Invited by the court, CACL executive director Anthony Barkow argues before the Second Circuit

Anthony Barkow, executive director of NYU Law’s Center on the Administration of Criminal Law (CACL) argued before the United States Court of Appeals for the Second Circuit on December 14. CACL filed an amicus brief with the court in November in U.S. v Gupta, arguing for reversal of a previous Second Circuit ruling that employed the “triviality exception” to reject Gupta’s claim that his Sixth Amendment right to a public trial had been violated. Meeting en banc to reconsider the case, the Second Circuit invited the CACL to participate in the oral argument.

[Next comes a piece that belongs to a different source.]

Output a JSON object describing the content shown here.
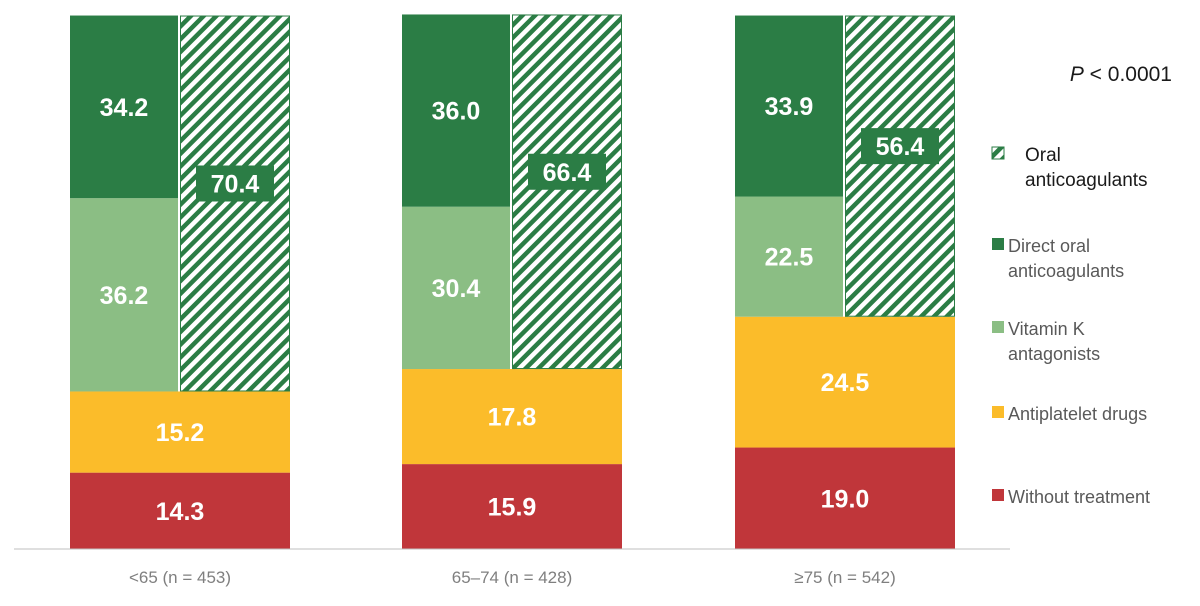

The issue before the en banc panel was a trial court judge’s decision to close her courtroom during jury selection in a case in which immigration attorney Raghubir Gupta was convicted of filing fraudulent immigration documents. The CACL brief was written by Barkow, CACL attorneys Courtney Oliva and Rena Stern, and Julie Mecca ’13. Arguing the case, Barkow says, “was a great challenge and great fun.” There were 15 judges, and “nearly all were actively questioning, so there was more activity than there would be in the Supreme Court,” he noted. In fact, because there were so many questions, Barkow ended up arguing for 30 minutes, instead of the originally allocated five minutes.

An en banc argument before the Second Circuit is a rare event, and in this case drew coverage from the Wall Street Journal and the New York Law Journal.